The populist and popular presenter and producer Guy Lux dominated French television throughout the Sixties and Seventies.
In 1962, he launched Intervilles, a television game show which pitted neighbouring towns and cities against each other in a series of bizarre competitions. Three years later, Lux created a pan-European version of the programme originally called Internations but better known as Jeux Sans Frontières. It's a Knockout, the UK version of the show, made household names of its presenters David Vine, Katie Boyle, Eddie Waring and Stuart Hall, inspired a hit single by Peter Gabriel ("Games Without Frontiers") and enjoyed an unlikely spin-off in 1987 with It's a Royal Knockout.
Lux also created radio quiz shows such as Le Schmilblick ("The Thingumajig") and TV variety programmes like Le Palmarès Des Chansons, a proto-version of Pop Idol, in 1965. An inveterate gambler and a keen lover of horses, in 1993 Lux was fined by the French courts for promoting and advertising a supposedly surefire system for winning at the lottery and at the race tracks and in 1996 was also prosecuted for tax evasion.

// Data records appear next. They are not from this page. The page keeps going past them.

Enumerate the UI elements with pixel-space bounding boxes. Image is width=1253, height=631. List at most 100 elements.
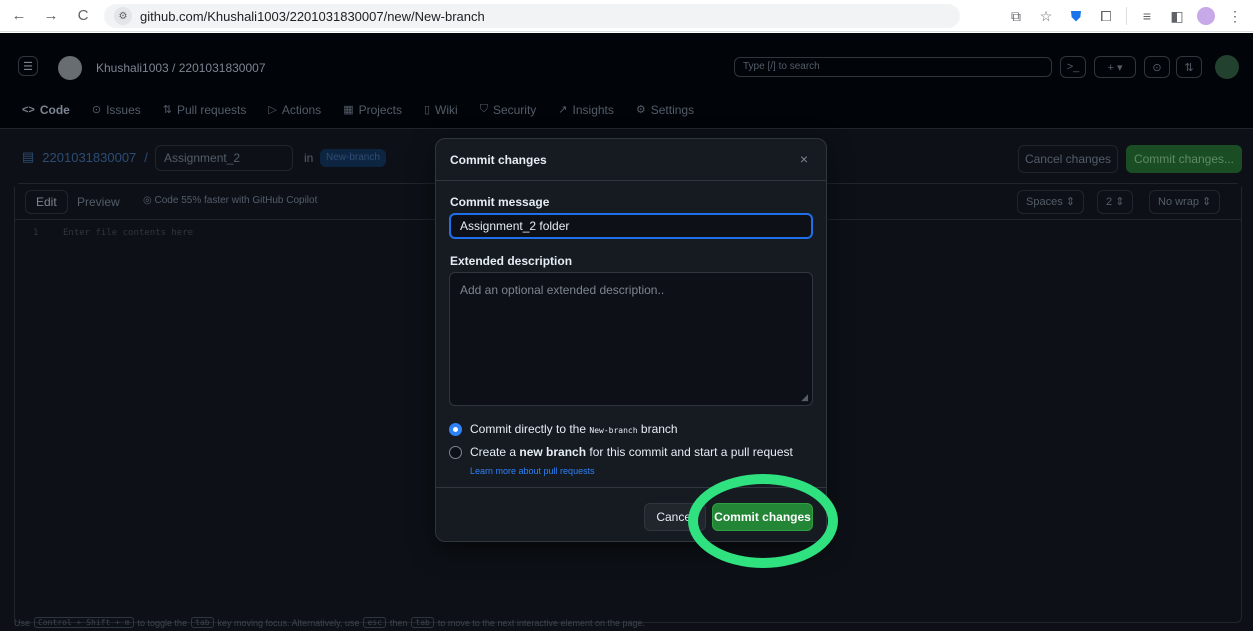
extension-shield-icon[interactable]: ⛊ bbox=[1066, 6, 1086, 26]
play-icon: ▷ bbox=[268, 104, 277, 116]
repo-nav: <> Code ⊙ Issues ⇅ Pull requests ▷ Actions ▦… bbox=[0, 91, 1253, 129]
edit-tab[interactable]: Edit bbox=[25, 190, 68, 214]
wrap-mode-value: No wrap bbox=[1158, 196, 1199, 208]
branch-name: New-branch bbox=[589, 426, 638, 435]
address-bar[interactable]: ⚙ github.com/Khushali1003/2201031830007/… bbox=[104, 4, 960, 28]
option-text: Commit directly to the bbox=[470, 422, 587, 436]
hint-text: key moving focus. Alternatively, use bbox=[217, 617, 360, 628]
tab-insights[interactable]: ↗ Insights bbox=[558, 103, 614, 117]
resize-handle-icon[interactable]: ◢ bbox=[801, 392, 808, 403]
indent-mode-value: Spaces bbox=[1026, 196, 1063, 208]
hint-kbd: tab bbox=[191, 617, 214, 628]
command-palette-icon[interactable]: >_ bbox=[1060, 56, 1086, 78]
back-icon[interactable]: ← bbox=[6, 3, 32, 29]
user-avatar[interactable] bbox=[1215, 55, 1239, 79]
wrap-mode-select[interactable]: No wrap ⇕ bbox=[1149, 190, 1221, 214]
extensions-puzzle-icon[interactable]: ⧠ bbox=[1096, 6, 1116, 26]
commit-changes-button[interactable]: Commit changes bbox=[712, 503, 813, 531]
copilot-text: Code 55% faster with GitHub Copilot bbox=[154, 195, 318, 206]
tab-actions[interactable]: ▷ Actions bbox=[268, 103, 321, 117]
tab-wiki[interactable]: ▯ Wiki bbox=[424, 103, 458, 117]
hint-kbd: tab bbox=[411, 617, 434, 628]
extended-description-label: Extended description bbox=[450, 254, 573, 268]
tab-security[interactable]: ⛉ Security bbox=[480, 103, 537, 117]
cancel-changes-button[interactable]: Cancel changes bbox=[1018, 145, 1118, 173]
hint-text: to move to the next interactive element … bbox=[437, 617, 646, 628]
cast-icon[interactable]: ⧉ bbox=[1006, 6, 1026, 26]
browser-toolbar: ← → C ⚙ github.com/Khushali1003/22010318… bbox=[0, 0, 1253, 32]
dialog-title: Commit changes bbox=[450, 153, 547, 167]
repo-breadcrumb[interactable]: Khushali1003 / 2201031830007 bbox=[96, 61, 266, 75]
side-panel-icon[interactable]: ◧ bbox=[1167, 6, 1187, 26]
indent-size-select[interactable]: 2 ⇕ bbox=[1097, 190, 1134, 214]
repo-link[interactable]: 2201031830007 bbox=[42, 150, 136, 165]
file-path: ▤ 2201031830007 / bbox=[22, 149, 148, 165]
issue-icon: ⊙ bbox=[91, 104, 102, 116]
filename-input[interactable]: Assignment_2 bbox=[155, 145, 293, 171]
hint-kbd: Control + Shift + m bbox=[34, 617, 134, 628]
tab-pull-requests[interactable]: ⇅ Pull requests bbox=[163, 103, 247, 117]
path-separator: / bbox=[144, 149, 148, 165]
tab-label: Pull requests bbox=[176, 102, 247, 117]
tab-code[interactable]: <> Code bbox=[22, 103, 70, 117]
dialog-header: Commit changes × bbox=[436, 139, 826, 181]
shield-icon: ⛉ bbox=[479, 103, 488, 115]
pull-requests-icon[interactable]: ⇅ bbox=[1176, 56, 1202, 78]
select-arrow-icon: ⇕ bbox=[1202, 196, 1212, 208]
option-text: branch bbox=[640, 422, 678, 436]
browser-menu-icon[interactable]: ⋮ bbox=[1225, 6, 1245, 26]
commit-message-input[interactable]: Assignment_2 folder bbox=[449, 213, 813, 239]
branch-chip[interactable]: New-branch bbox=[320, 149, 386, 167]
issues-icon[interactable]: ⊙ bbox=[1144, 56, 1170, 78]
select-arrow-icon: ⇕ bbox=[1065, 196, 1075, 208]
bookmark-star-icon[interactable]: ☆ bbox=[1036, 6, 1056, 26]
tab-issues[interactable]: ⊙ Issues bbox=[92, 103, 141, 117]
file-tree-icon[interactable]: ▤ bbox=[22, 149, 34, 165]
indent-mode-select[interactable]: Spaces ⇕ bbox=[1017, 190, 1084, 214]
tab-label: Security bbox=[492, 102, 537, 117]
option-label: Commit directly to the New-branch branch bbox=[470, 422, 678, 436]
learn-more-link[interactable]: Learn more about pull requests bbox=[470, 466, 595, 476]
tab-settings[interactable]: ⚙ Settings bbox=[636, 103, 694, 117]
gear-icon: ⚙ bbox=[635, 104, 646, 116]
option-bold-text: new branch bbox=[519, 445, 587, 459]
url-text[interactable]: github.com/Khushali1003/2201031830007/ne… bbox=[140, 9, 485, 24]
site-settings-icon[interactable]: ⚙ bbox=[114, 7, 132, 25]
browser-actions: ⧉ ☆ ⛊ ⧠ ≡ ◧ ⋮ bbox=[1006, 4, 1245, 28]
cancel-button[interactable]: Cancel bbox=[644, 503, 706, 531]
editor-placeholder[interactable]: Enter file contents here bbox=[63, 228, 193, 238]
table-icon: ▦ bbox=[343, 104, 354, 116]
keyboard-hint: Use Control + Shift + m to toggle the ta… bbox=[14, 617, 1014, 628]
tab-label: Code bbox=[39, 102, 70, 117]
tab-label: Actions bbox=[281, 102, 322, 117]
tab-label: Insights bbox=[572, 102, 614, 117]
search-input[interactable]: Type [/] to search bbox=[734, 57, 1052, 77]
new-branch-option[interactable]: Create a new branch for this commit and … bbox=[449, 445, 793, 459]
option-text: for this commit and start a pull request bbox=[589, 445, 793, 459]
close-icon[interactable]: × bbox=[794, 149, 814, 169]
radio-checked[interactable] bbox=[449, 422, 462, 436]
commit-dialog: Commit changes × Commit message Assignme… bbox=[435, 138, 827, 542]
commit-changes-top-button[interactable]: Commit changes... bbox=[1126, 145, 1242, 173]
toolbar-divider bbox=[1126, 7, 1127, 25]
profile-avatar-icon[interactable] bbox=[1197, 7, 1215, 25]
preview-tab[interactable]: Preview bbox=[77, 195, 120, 209]
tab-projects[interactable]: ▦ Projects bbox=[343, 103, 402, 117]
github-logo-icon[interactable] bbox=[58, 56, 82, 80]
option-label: Create a new branch for this commit and … bbox=[470, 445, 793, 459]
option-text: Create a bbox=[470, 445, 517, 459]
copilot-promo[interactable]: ◎ Code 55% faster with GitHub Copilot bbox=[143, 195, 317, 206]
extended-description-textarea[interactable]: Add an optional extended description.. ◢ bbox=[449, 272, 813, 406]
hint-text: to toggle the bbox=[137, 617, 188, 628]
commit-directly-option[interactable]: Commit directly to the New-branch branch bbox=[449, 422, 678, 436]
hamburger-menu-icon[interactable]: ☰ bbox=[18, 56, 38, 76]
hint-text: then bbox=[389, 617, 408, 628]
select-arrow-icon: ⇕ bbox=[1115, 196, 1125, 208]
radio-unchecked[interactable] bbox=[449, 445, 462, 459]
forward-icon[interactable]: → bbox=[38, 3, 64, 29]
reload-icon[interactable]: C bbox=[70, 3, 96, 29]
reading-list-icon[interactable]: ≡ bbox=[1137, 6, 1157, 26]
line-number: 1 bbox=[33, 228, 39, 238]
create-new-button[interactable]: + ▾ bbox=[1094, 56, 1136, 78]
tab-label: Projects bbox=[358, 102, 402, 117]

He was born Maurice Guy in 1919 and went to art school in Paris before embarking on a mostly unsuccessful career as a poet and songwriter. "I wanted to write for Charles Trenet and Tino Rossi, but failed miserably," he said. Adopting the pseudonym Guy Lux, he also began producing and presenting radio quiz shows, and made the switch to television in the late Fifties.
In 1962, he borrowed elements of the Italian game show Campanile A Serra - including local rivalry and a last-round quiz - and added his own surreal array of physical challenges involving inflatable objects, water buckets, soapy ropes and obstacle courses to create the slapstick and slapdash Intervilles. With its slipping and sliding contestants and its bickering live hosts - Lux himself, partnered by the girl-next-door Simone Garnier and the pompous Léon Zitrone, with whom Lux recorded a comedy duet "Le Tango d'Intervilles" - the programme became compulsive viewing for all France. General Charles de Gaulle famously interrupted a meeting in 1963 with the West German Chancellor, Konrad Adenauer, in order to watch "a show I absolutely adore".
Nudged by the president, who made the assumption that former warring countries involved in such shenanigans were unlikely to take arms against each other ever again, Lux adapted the Intervilles concept and, in 1965, the first European edition of the game show featured teams from France, Belgium, Italy and Germany. Within two years, Switzerland and Great Britain had joined in the fun and frolics.
A perennial of summer television schedules, with its staple of relay races and silly costumes, It's A Knockout lasted until 1982 on the BBC. At its peak in 1980, Jeux Sans Frontières drew a pan- European audience of 110 million viewers and soldiered on until 1999. That year, it was briefly revived in the UK by Channel 5.
By then, Lux had retired from presenting, having left an indelible mark on French broadcasting. He had also adapted the format of Intervilles to come up with Interneiges (high jinks in the snow) and Intercontinents (the international version) and created or fronted another 40 television shows.
The veteran TV producer made headlines when he criticised the current state of French television. He said,
It's all about money nowadays. Looking back on the shows I did, compared to what now passes for entertainment, I feel I was an aesthete. In my prime, I walked the tightrope and I was a bit of an acrobat at times. The more successful my shows were, the more the critics hated them, but I always identified with the average man. I always did my best to entertain.